"Neste novo contexto, os certos e os errados vão sendo amenizados.
Nas boas conversas não mais são admitidas teses onde a certeza
reside na bipolaridade."
Tinha mais certezas do que idade. Era adolescente, mas carregava uma
carga imensurável de certos e de errados. Dúvidas eram poucas. Pelo
menos era o que acreditava. O tempo, no entanto, vai passando e com
ele as coisas vão se modificando aos poucos. A vida avança, as
experiências vão chegando, as opções sendo feitas, os caminhos
construídos e as certezas vão sendo desfeitas. Um engano aqui outro
erro lá, uns acertos neste setor e outros no lado de lá. Com o
andar da carroça misturam-se os certos e os errados de tal forma que
pode chegar uma hora em que o embaralhamento transfigure tudo.
Bem se sabe hoje que a Teoria da Relatividade, descoberta pelo físico
alemão Albert Einstein, considerada a grande mente do século XX,
incide não só na Física. Deixando a complexidade de lado,
resumidamente pode se dizer que a Teoria da Relatividade afirma que o
tempo não é igual para
todos,
podendo variar de acordo com a velocidade, a gravidade e o espaço.

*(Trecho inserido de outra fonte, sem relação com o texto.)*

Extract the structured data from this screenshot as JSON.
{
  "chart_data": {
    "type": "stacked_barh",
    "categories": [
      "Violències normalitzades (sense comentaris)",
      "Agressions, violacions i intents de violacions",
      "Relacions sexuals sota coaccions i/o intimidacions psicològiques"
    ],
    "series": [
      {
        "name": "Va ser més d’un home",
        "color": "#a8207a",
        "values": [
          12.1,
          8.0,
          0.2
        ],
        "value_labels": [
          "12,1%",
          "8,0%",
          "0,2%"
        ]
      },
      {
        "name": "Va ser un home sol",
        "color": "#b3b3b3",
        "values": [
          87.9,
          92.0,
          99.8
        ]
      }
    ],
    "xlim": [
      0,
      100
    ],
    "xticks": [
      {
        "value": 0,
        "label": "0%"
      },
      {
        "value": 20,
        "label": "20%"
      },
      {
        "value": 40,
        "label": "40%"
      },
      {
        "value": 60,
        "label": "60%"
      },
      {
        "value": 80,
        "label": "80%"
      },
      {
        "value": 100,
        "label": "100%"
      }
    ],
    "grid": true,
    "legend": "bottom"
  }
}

A relatividade saiu das garras da Física e se influenciou outros
ramos de conhecimento. Não há, por exemplo, como se conceber hoje
um pensamento que não preveja certo grau de variação, de concessão
e de alternatividade justamente pela “relatividade das coisas”.
Neste novo contexto, os certos e os errados vão sendo amenizados.
Nas boas conversas não mais são admitidas teses onde a certeza
reside na bipolaridade. Céu ou inferno, paraíso ou tártaro,
espírito ou matéria, bondade ou maldade, branco ou preto. Como tudo
é relativo, entende-se comumente que a pobreza esconde-se na
existência de duas únicas possibilidades para a solução de alguma
questão. Ou seja, é mais racional e inteligente admitir que entre o
céu e o inferno existam muitas outras possibilidades. Muitas delas
não entendidas, não admitidas e nem mesmo percebidas pelos
indivíduos que, por natureza, preferem a certeza da bipolaridade ou
mesmo temem não controlar o vasto conteúdo que se abre e que pode
gerar insegurança e incerteza.
Os velhos pensadores bem que preferem as dívidas. Dizem que não
fossem as dúvidas a Terra ainda seria o centro do universo e
perduraria até hoje a impossibilidade de se navegar pelos vastos
oceanos, eis que monstros marinhos engoliriam as embarcações dando
fim à valentia dos navegantes.
A ciência tem como mote a incerteza. Certo grau de desconfiança é
necessária para que os pesquisadores busquem respostas. Então, as
perguntas tornam-se mais interessantes do que as próprias respostas.
Pode mesmo a incerteza, a dúvida, se tornar o combustível de uma
boa pesquisa. E perguntar é uma arte. É arte de construção. Que o
digam os filósofos, esses cientistas da indagação e da construção
da sabedoria.
A própria religiosidade, quando abandona a bipolaridade e se permite
transitar no ramo das possibilidades ganha com esta relatividade. O
que mais fazem os doutrinadores é apresentar certezas e soluções
prontas. Incentivam o medo fermentando o inimigo. Embaralham ideias
complexas para torná-las simples com o intuito de ganhar a alma do
crente. Dão o paraíso como certeza. Não restam dúvidas. Não há
relatividade. Não há possibilidades outras que não estão estejam
previstas, que não estejam impressas, que já não tenham sido
ditas. O mundo, aparentemente, parou. Nada mais há de novo no front.
Ou seja, já está tudo decidido porque assim se quis.